# Rule of thumb for center serving size?



## dwagoner (Sep 27, 2007)

is this for a recurve bow???? why were you thinking of using powergrip?? 

you do have to kinda understand what colors, material, strands and know how that size will come out and what size center serving will get you to a desired finished size. some is trial by serving it up and measuring, then deciding if you need to change size or even run the tag under it...


----------



## acco205 (Jun 13, 2014)

Sorry, polygrip* not power grip. And yes for a recurve. My current string uses angle for the center severing and its too slick IMO. Would like something with a little more grip that isnt a pain to keep knocking points in place on. 
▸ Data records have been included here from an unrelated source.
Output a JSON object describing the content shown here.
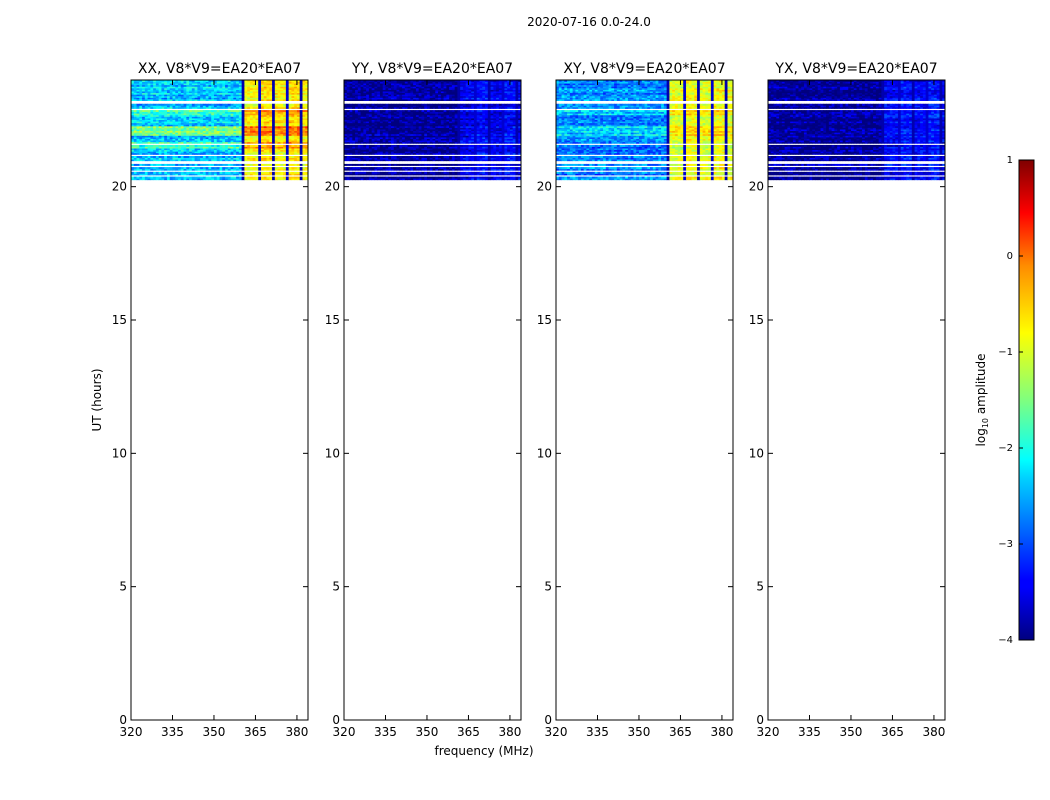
{
  "figure": {
    "suptitle": "2020-07-16 0.0-24.0",
    "ylabel": "UT (hours)",
    "xlabel": "frequency (MHz)"
  },
  "chart_data": {
    "type": "heatmap",
    "colormap": "jet",
    "title": "2020-07-16 0.0-24.0",
    "xlabel": "frequency (MHz)",
    "ylabel": "UT (hours)",
    "xlim": [
      320,
      384
    ],
    "ylim": [
      0,
      24
    ],
    "xticks": [
      320,
      335,
      350,
      365,
      380
    ],
    "yticks": [
      0,
      5,
      10,
      15,
      20
    ],
    "data_time_range": [
      20.2,
      24.0
    ],
    "colorbar": {
      "label": "log10 amplitude",
      "label_base": "log",
      "label_sub": "10",
      "label_rest": " amplitude",
      "range": [
        -4,
        1
      ],
      "ticks": [
        1,
        0,
        -1,
        -2,
        -3,
        -4
      ]
    },
    "flagged_row_bands_hours": [
      [
        20.2,
        20.25
      ],
      [
        20.4,
        20.45
      ],
      [
        20.55,
        20.6
      ],
      [
        20.75,
        20.8
      ],
      [
        20.88,
        20.95
      ],
      [
        21.15,
        21.2
      ],
      [
        21.55,
        21.6
      ],
      [
        22.55,
        22.6
      ],
      [
        22.9,
        22.95
      ],
      [
        23.1,
        23.2
      ],
      [
        23.68,
        23.72
      ]
    ],
    "panels": [
      {
        "name": "xx",
        "title": "XX, V8*V9=EA20*EA07",
        "base_log_amplitude": -2.4,
        "strong_rows": [
          [
            21.9,
            22.3,
            1.0
          ],
          [
            21.45,
            21.7,
            0.6
          ],
          [
            22.7,
            22.95,
            0.5
          ]
        ],
        "high_band_mhz": [
          360,
          383
        ],
        "high_band_log_amplitude": -0.8
      },
      {
        "name": "yy",
        "title": "YY, V8*V9=EA20*EA07",
        "base_log_amplitude": -3.9,
        "strong_rows": [],
        "high_band_mhz": [
          361,
          383
        ],
        "high_band_log_amplitude": -3.5
      },
      {
        "name": "xy",
        "title": "XY, V8*V9=EA20*EA07",
        "base_log_amplitude": -2.7,
        "strong_rows": [
          [
            21.9,
            22.3,
            0.4
          ],
          [
            22.7,
            22.95,
            0.3
          ]
        ],
        "high_band_mhz": [
          360,
          383
        ],
        "high_band_log_amplitude": -1.0
      },
      {
        "name": "yx",
        "title": "YX, V8*V9=EA20*EA07",
        "base_log_amplitude": -3.9,
        "strong_rows": [],
        "high_band_mhz": [
          361,
          383
        ],
        "high_band_log_amplitude": -3.4
      }
    ]
  }
}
And my question is about if there is a good method for estimating that before hand.


----------



## acco205 (Jun 13, 2014)

Nothing? Thats the answer? Magically know ahead of time or guess?


----------



## c365 (May 15, 2013)

Good to see you here acco205. As far as I know there are variables that make such info difficult. Like how tight one winds the serving, whether you burnish or compress the strands before beginning serving, exactly how tight you want the nock fit, (there's a small range of preferences within "correct" nock fit)
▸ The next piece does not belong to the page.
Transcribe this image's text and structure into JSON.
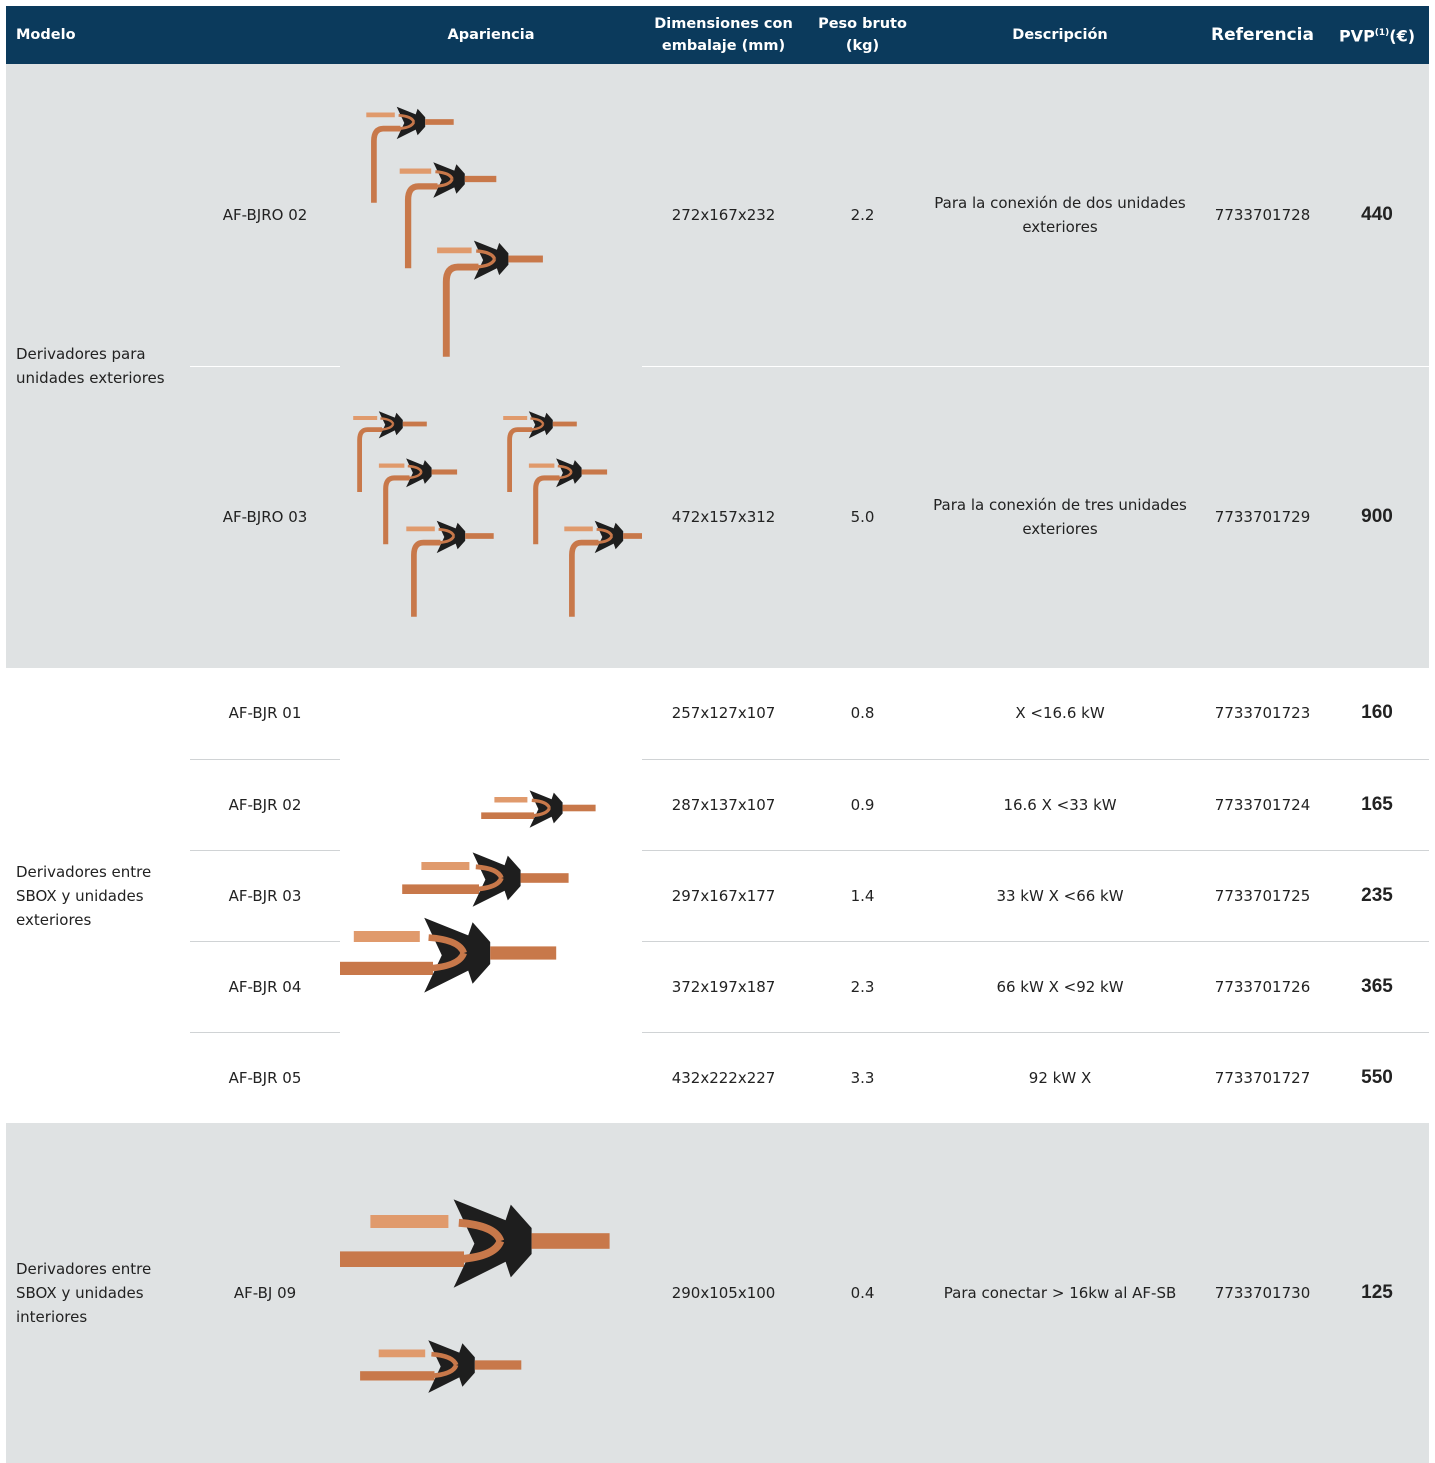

I guess there's a point where you can start but you'll eventually end up trying several sizes before you settle on "your own", takes a little experimenting.
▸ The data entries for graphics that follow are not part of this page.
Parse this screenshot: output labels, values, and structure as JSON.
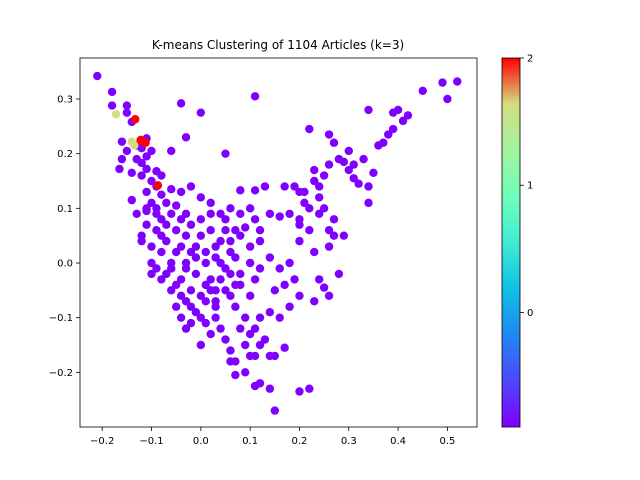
{
  "chart_data": {
    "type": "scatter",
    "title": "K-means Clustering of 1104 Articles (k=3)",
    "xlabel": "",
    "ylabel": "",
    "xlim": [
      -0.245,
      0.56
    ],
    "ylim": [
      -0.3,
      0.375
    ],
    "xticks": [
      -0.2,
      -0.1,
      0.0,
      0.1,
      0.2,
      0.3,
      0.4,
      0.5
    ],
    "yticks": [
      -0.2,
      -0.1,
      0.0,
      0.1,
      0.2,
      0.3
    ],
    "grid": false,
    "colorbar": {
      "colormap": "rainbow",
      "range": [
        -0.9,
        2
      ],
      "ticks": [
        0,
        1,
        2
      ],
      "cluster_colors": {
        "0": "#7f00ff",
        "1": "#d4dd80",
        "2": "#ff0000"
      }
    },
    "series": [
      {
        "cluster": 0,
        "points": [
          [
            -0.21,
            0.342
          ],
          [
            -0.18,
            0.313
          ],
          [
            -0.18,
            0.288
          ],
          [
            -0.15,
            0.288
          ],
          [
            -0.15,
            0.275
          ],
          [
            -0.14,
            0.258
          ],
          [
            -0.16,
            0.222
          ],
          [
            -0.13,
            0.215
          ],
          [
            -0.15,
            0.205
          ],
          [
            -0.13,
            0.19
          ],
          [
            -0.11,
            0.228
          ],
          [
            -0.12,
            0.21
          ],
          [
            -0.11,
            0.195
          ],
          [
            -0.1,
            0.205
          ],
          [
            -0.12,
            0.183
          ],
          [
            -0.11,
            0.172
          ],
          [
            -0.09,
            0.168
          ],
          [
            -0.16,
            0.19
          ],
          [
            -0.165,
            0.172
          ],
          [
            -0.14,
            0.165
          ],
          [
            -0.12,
            0.16
          ],
          [
            -0.1,
            0.15
          ],
          [
            -0.09,
            0.14
          ],
          [
            -0.08,
            0.16
          ],
          [
            -0.06,
            0.205
          ],
          [
            -0.11,
            0.13
          ],
          [
            -0.08,
            0.125
          ],
          [
            -0.1,
            0.11
          ],
          [
            -0.06,
            0.135
          ],
          [
            -0.04,
            0.13
          ],
          [
            -0.14,
            0.115
          ],
          [
            -0.13,
            0.09
          ],
          [
            -0.11,
            0.095
          ],
          [
            -0.09,
            0.1
          ],
          [
            -0.07,
            0.11
          ],
          [
            -0.05,
            0.105
          ],
          [
            -0.03,
            0.09
          ],
          [
            -0.02,
            0.14
          ],
          [
            0.0,
            0.12
          ],
          [
            0.02,
            0.11
          ],
          [
            0.04,
            0.09
          ],
          [
            0.06,
            0.1
          ],
          [
            0.08,
            0.09
          ],
          [
            0.09,
            0.065
          ],
          [
            0.1,
            0.1
          ],
          [
            0.11,
            0.08
          ],
          [
            0.12,
            0.06
          ],
          [
            0.14,
            0.09
          ],
          [
            0.16,
            0.085
          ],
          [
            0.18,
            0.09
          ],
          [
            0.2,
            0.07
          ],
          [
            0.22,
            0.06
          ],
          [
            0.08,
            0.133
          ],
          [
            0.11,
            0.133
          ],
          [
            0.13,
            0.14
          ],
          [
            0.17,
            0.14
          ],
          [
            0.2,
            0.13
          ],
          [
            0.23,
            0.15
          ],
          [
            0.24,
            0.12
          ],
          [
            0.25,
            0.1
          ],
          [
            0.27,
            0.08
          ],
          [
            0.22,
            0.1
          ],
          [
            0.2,
            0.04
          ],
          [
            0.23,
            0.02
          ],
          [
            0.26,
            0.03
          ],
          [
            0.27,
            0.05
          ],
          [
            0.18,
            0.0
          ],
          [
            0.16,
            -0.01
          ],
          [
            0.14,
            0.01
          ],
          [
            0.12,
            0.04
          ],
          [
            0.1,
            0.03
          ],
          [
            0.08,
            0.05
          ],
          [
            0.06,
            0.04
          ],
          [
            0.05,
            0.06
          ],
          [
            0.15,
            -0.05
          ],
          [
            0.17,
            -0.04
          ],
          [
            0.19,
            -0.03
          ],
          [
            0.24,
            -0.03
          ],
          [
            0.26,
            -0.06
          ],
          [
            0.23,
            -0.07
          ],
          [
            0.2,
            -0.06
          ],
          [
            0.18,
            -0.08
          ],
          [
            0.16,
            -0.1
          ],
          [
            0.14,
            -0.09
          ],
          [
            0.12,
            -0.1
          ],
          [
            0.11,
            -0.12
          ],
          [
            0.1,
            -0.13
          ],
          [
            0.12,
            -0.15
          ],
          [
            0.13,
            -0.14
          ],
          [
            0.15,
            -0.17
          ],
          [
            0.17,
            -0.155
          ],
          [
            0.14,
            -0.17
          ],
          [
            0.11,
            -0.17
          ],
          [
            0.09,
            -0.2
          ],
          [
            0.12,
            -0.22
          ],
          [
            0.14,
            -0.23
          ],
          [
            0.2,
            -0.235
          ],
          [
            0.22,
            -0.23
          ],
          [
            0.15,
            -0.27
          ],
          [
            0.11,
            -0.225
          ],
          [
            0.07,
            -0.18
          ],
          [
            0.06,
            -0.16
          ],
          [
            0.05,
            -0.14
          ],
          [
            0.04,
            -0.12
          ],
          [
            0.03,
            -0.1
          ],
          [
            0.08,
            -0.12
          ],
          [
            0.09,
            -0.1
          ],
          [
            0.07,
            -0.08
          ],
          [
            0.06,
            -0.06
          ],
          [
            0.08,
            -0.04
          ],
          [
            0.1,
            -0.06
          ],
          [
            0.11,
            -0.03
          ],
          [
            0.12,
            -0.01
          ],
          [
            0.1,
            0.0
          ],
          [
            0.02,
            -0.13
          ],
          [
            0.0,
            -0.15
          ],
          [
            -0.02,
            -0.11
          ],
          [
            -0.03,
            -0.12
          ],
          [
            -0.04,
            -0.1
          ],
          [
            0.09,
            -0.15
          ],
          [
            0.1,
            -0.17
          ],
          [
            0.06,
            -0.18
          ],
          [
            0.07,
            -0.205
          ],
          [
            0.25,
            -0.045
          ],
          [
            0.28,
            -0.02
          ],
          [
            0.29,
            0.05
          ],
          [
            0.26,
            0.18
          ],
          [
            0.25,
            0.16
          ],
          [
            0.27,
            0.22
          ],
          [
            0.28,
            0.19
          ],
          [
            0.29,
            0.185
          ],
          [
            0.3,
            0.17
          ],
          [
            0.31,
            0.155
          ],
          [
            0.32,
            0.145
          ],
          [
            0.33,
            0.19
          ],
          [
            0.34,
            0.14
          ],
          [
            0.34,
            0.11
          ],
          [
            0.34,
            0.28
          ],
          [
            0.36,
            0.215
          ],
          [
            0.37,
            0.22
          ],
          [
            0.38,
            0.235
          ],
          [
            0.39,
            0.245
          ],
          [
            0.39,
            0.275
          ],
          [
            0.4,
            0.28
          ],
          [
            0.41,
            0.26
          ],
          [
            0.42,
            0.27
          ],
          [
            0.45,
            0.315
          ],
          [
            0.49,
            0.33
          ],
          [
            0.5,
            0.3
          ],
          [
            0.52,
            0.332
          ],
          [
            0.11,
            0.305
          ],
          [
            -0.04,
            0.292
          ],
          [
            0.0,
            0.275
          ],
          [
            -0.03,
            0.23
          ],
          [
            0.05,
            0.2
          ],
          [
            0.22,
            0.245
          ],
          [
            0.26,
            0.235
          ],
          [
            0.3,
            0.205
          ],
          [
            0.21,
            0.11
          ],
          [
            0.23,
            0.17
          ],
          [
            0.24,
            0.14
          ],
          [
            0.2,
            0.08
          ],
          [
            0.19,
            0.14
          ],
          [
            0.21,
            0.13
          ],
          [
            0.24,
            0.09
          ],
          [
            0.26,
            0.06
          ],
          [
            0.04,
            -0.03
          ],
          [
            0.02,
            -0.05
          ],
          [
            0.01,
            -0.07
          ],
          [
            0.03,
            -0.08
          ],
          [
            -0.01,
            -0.09
          ],
          [
            -0.05,
            -0.04
          ],
          [
            -0.07,
            -0.02
          ],
          [
            -0.09,
            -0.01
          ],
          [
            -0.1,
            0.03
          ],
          [
            -0.12,
            0.05
          ],
          [
            -0.11,
            0.07
          ],
          [
            -0.09,
            0.06
          ],
          [
            -0.07,
            0.04
          ],
          [
            -0.05,
            0.02
          ],
          [
            -0.03,
            0.0
          ],
          [
            -0.01,
            -0.02
          ],
          [
            0.01,
            0.0
          ],
          [
            0.03,
            0.01
          ],
          [
            0.05,
            -0.01
          ],
          [
            0.07,
            0.01
          ],
          [
            0.06,
            0.02
          ],
          [
            0.04,
            0.04
          ],
          [
            0.02,
            0.06
          ],
          [
            0.0,
            0.05
          ],
          [
            -0.02,
            0.07
          ],
          [
            -0.04,
            0.08
          ],
          [
            -0.06,
            0.09
          ],
          [
            -0.08,
            0.08
          ],
          [
            -0.08,
            0.02
          ],
          [
            -0.06,
            -0.01
          ],
          [
            -0.04,
            -0.03
          ],
          [
            -0.02,
            -0.05
          ],
          [
            0.0,
            -0.06
          ],
          [
            0.02,
            -0.03
          ],
          [
            0.03,
            -0.05
          ],
          [
            -0.01,
            0.03
          ],
          [
            -0.03,
            0.05
          ],
          [
            -0.05,
            0.06
          ],
          [
            -0.07,
            0.07
          ],
          [
            -0.09,
            0.09
          ],
          [
            -0.1,
            0.0
          ],
          [
            -0.08,
            -0.03
          ],
          [
            -0.06,
            -0.05
          ],
          [
            -0.04,
            -0.06
          ],
          [
            -0.02,
            -0.08
          ],
          [
            0.0,
            -0.1
          ],
          [
            0.01,
            -0.11
          ],
          [
            -0.03,
            -0.07
          ],
          [
            -0.05,
            -0.08
          ],
          [
            0.05,
            0.08
          ],
          [
            0.07,
            0.06
          ],
          [
            0.03,
            0.03
          ],
          [
            0.01,
            0.02
          ],
          [
            -0.01,
            0.01
          ],
          [
            -0.03,
            -0.01
          ],
          [
            -0.11,
            0.1
          ],
          [
            -0.12,
            0.04
          ],
          [
            -0.1,
            -0.02
          ],
          [
            0.0,
            0.08
          ],
          [
            0.02,
            0.09
          ],
          [
            0.04,
            0.0
          ],
          [
            0.06,
            -0.02
          ],
          [
            0.08,
            -0.02
          ],
          [
            0.07,
            -0.04
          ],
          [
            0.05,
            -0.05
          ],
          [
            0.03,
            -0.07
          ],
          [
            0.01,
            -0.04
          ],
          [
            -0.02,
            0.02
          ],
          [
            -0.04,
            0.03
          ],
          [
            -0.06,
            0.0
          ],
          [
            -0.08,
            0.05
          ],
          [
            0.35,
            0.165
          ],
          [
            0.31,
            0.18
          ]
        ]
      },
      {
        "cluster": 1,
        "points": [
          [
            -0.172,
            0.272
          ],
          [
            -0.14,
            0.222
          ],
          [
            -0.135,
            0.215
          ]
        ]
      },
      {
        "cluster": 2,
        "points": [
          [
            -0.133,
            0.263
          ],
          [
            -0.122,
            0.225
          ],
          [
            -0.117,
            0.222
          ],
          [
            -0.112,
            0.22
          ],
          [
            -0.087,
            0.142
          ]
        ]
      }
    ]
  }
}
Me, for 8125G, 18 strands, I use .017 center serving material. Have your nock handy and try it along points of the serving as you wind.

On the finished center serving diameter, I like about .080 
.010 is a smidgen too tight for me.

Hope that gives you a start.


----------



## acco205 (Jun 13, 2014)

Thanks! Thats pretty much what I was looking for- I know there are a lot of variables, but a ball park is better than flat out guessing, especially at $25-30/spool.

(Also yes, I occasionally wander into other sections of the forum lol)


----------